Egoitz Arana

Personal information
- Full name: Egoitz Arana Aizpuru
- Date of birth: 19 February 2002 (age 24)
- Place of birth: Zarautz, Spain
- Height: 1.97 m (6 ft 6 in)
- Position: Goalkeeper

Team information
- Current team: Sporting Gijón

Youth career
- 2013–2014: Zarautz
- 2014–2019: Real Sociedad

Senior career*
- Years: Team / Apps / (Gls)
- 2019: Real Sociedad C / 1 / (0)
- 2019–2020: Anaitasuna / 7 / (0)
- 2020–2022: Real Sociedad C / 15 / (0)
- 2022–2023: Real Sociedad B / 4 / (0)
- 2023–2024: San Fernando / 1 / (0)
- 2024–2026: Real Sociedad B / 16 / (0)
- 2026–: Sporting Gijón / 0 / (0)

= Egoitz Arana =

Spanish footballer (born 2002)

Egoitz Arana Aizpuru (born 19 February 2002) is a Spanish footballer who plays as a goalkeeper for Sporting de Gijón.

==Career==
Born in Zarautz, Gipuzkoa, Basque Country, Arana joined Real Sociedad's youth sides in 2014, from hometown side Zarautz KE. He made his senior debut with the C-team at the age of 16 on 26 January 2019, starting in a 1–1 home draw against SD Balmaseda FC.

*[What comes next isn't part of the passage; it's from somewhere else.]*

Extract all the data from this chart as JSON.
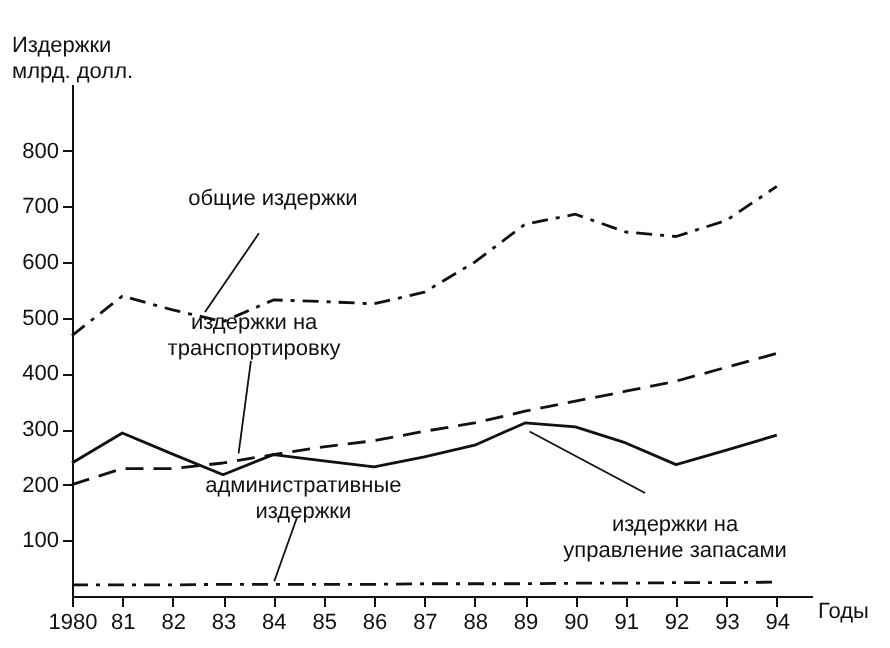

On 6 November 2019, Arana signed for CD Anaitasuna in the División de Honor. He returned to the Txuri-urdin in August of the following year, being assigned to the C's.

Arana was promoted to the reserves ahead of the 2022–23 season, but acted as a backup to Unai Marrero. On 4 July 2023, he was announced at fellow Primera Federación side San Fernando CD.

A backup to Diego Fuoli, Arana only featured in one match before returning to Sanse on 1 July 2024. A second-choice behind Aitor Fraga during the campaign, he renewed his contract for a further year on 28 May 2025, and became the first-choice during the play-offs as Fraga was on international duty, contributing with eight appearances overall as the club achieved promotion to Segunda División.

Arana made his professional debut with the B's on 12 September 2025, starting in a 2–1 away loss to UD Las Palmas. Again a backup to Fraga, he left Real Sociedad in June 2026, and signed a two-year deal with Sporting de Gijón afterwards.